Class Inst                                         PRNIX                          .91

Class Other                                      ANRPX                       1.01

Class Other                                      PRAAX                       1.16

Class Retirement                          PRNRX                       1.51

This insane confusion of share class choices was typical for most of the funds we researched.

More plan sponsors are choosing to pay the 401k fees outside of the fund expense ratios (which I recommend).  But make sure you have the right people finding the right share class!



Sell In May And Go Away










It’s an adage thrown around this time of year.  The notion that markets do worse in the summer, or according to some, from mid – May to October.  Is there any wisdom to it?
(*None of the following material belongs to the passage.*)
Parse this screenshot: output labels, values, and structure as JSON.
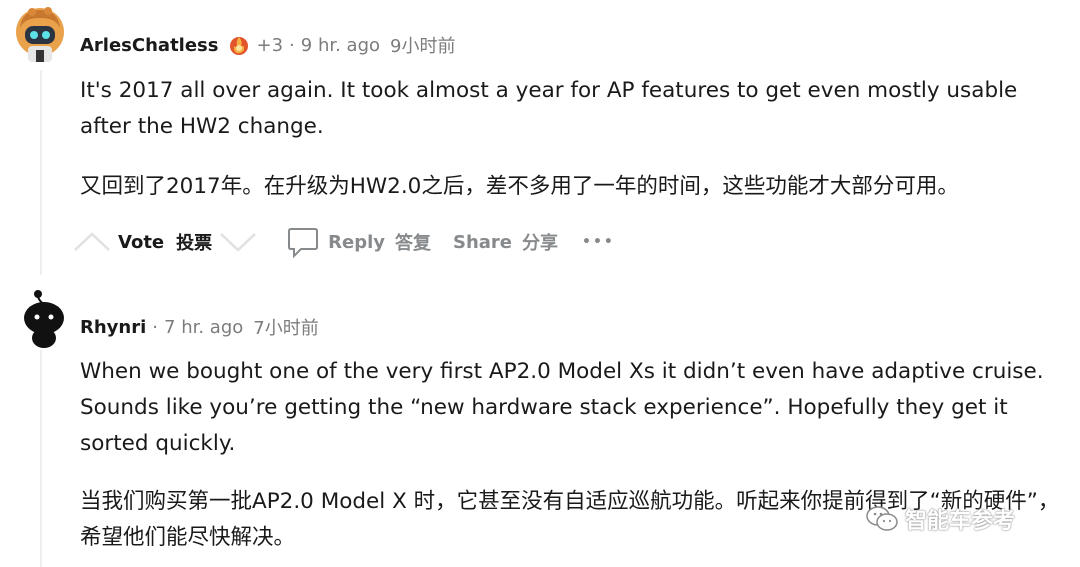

Conceptually, it does make some sense as the summer is slower and quieter with folks on vacation, at the beach, etc..  Hence, there is less volume which perhaps leads to lower returns.  And a look at historical data does indeed reveal some seasonal tendencies:

The average monthly returns (excluding dividends) for the S&P 500 by month since 1950

Jan       Feb        Mar      Apr      May      Jun       Jul         Aug       Sep        Oct       Nov     Dec

1.03     0.05     1.17      1.48     0.21     -0.03    0.98     -0.09    -0.52    0.94     1.50     1.62

It is a fact that June, August and September have been negative, historically, but notice how July makes up for all of it!  And October has been pretty good on average, contrary to popular perception (likely stemming from two big crashes 1987 and 2008 which were in October).

So it turns out that, historically, an investor would have under-performed a buy and hold strategy by around 1.5% annually for being out of the market (S&P 500) from May – October. (That’s without taxes and transaction costs, heaven knows what they add to the cost)

Perhaps very skilled traders might benefit from taking more aggressive trades seasonally – but it’s risky even for them, especially in any one year.  And if there are some seasonal tendencies based on low volume historically, who is to say they will continue into the future with more and more trading occurring electronically (That is even when the traders are on the beach!)

So my best guess is that 99% of us should NOT sell in May and go away but instead create, monitor and stick to a longer term financial plan, even if it gyrates through summer and winter alike.

Cruising On Autopilot Checking The Engine








In our last post here, I pointed out the importance of featuring managed portfolios, usually target date funds, in 401k line-ups as research has shown that the majority of participants lack the time and interest to select and monitor their portfolios.  Cruising on autopilot, in other words.

That said, when one cruises on autopilot, they still need to occasionally check the engine, right?

So let us take a closer look at target date funds (TDFs):

The basic concept is that a participant only needs to select the date that most closely corresponds to their anticipated retirement year.  The fund provider creates portfolios of stocks, bonds, cash and for some “alternative asset classes” that are risk/return appropriate based on the investors’ time horizon – and then gradually and automatically adjusts the mix as the investor moves to and through retirement.  This adjustment is known as the “Glide-Path” But here is where TDFs differ and why we still need to check the engine:

When investors are more than 25 years away from their retirement age – virtually all funds allocate a high % of the portfolios to equities.  However when one is AT retirement age there is a wide gap – with funds ranging from 25% equities to 60% equities – also the allocation adjustments can vary dramatically through retirement.  Which approach is better is of course in the eye of the beholder (i.e., investor, adviser, participants, Et. Cetera).

The important point here is to be aware of the allocation mix and to understand the glide path approach of the provider and make sure it fits into your overall financial and retirement planning strategy.

Cruising on autopilot is a good thing for many investors, especially 401k plan participants, but it never hurts to check the engine.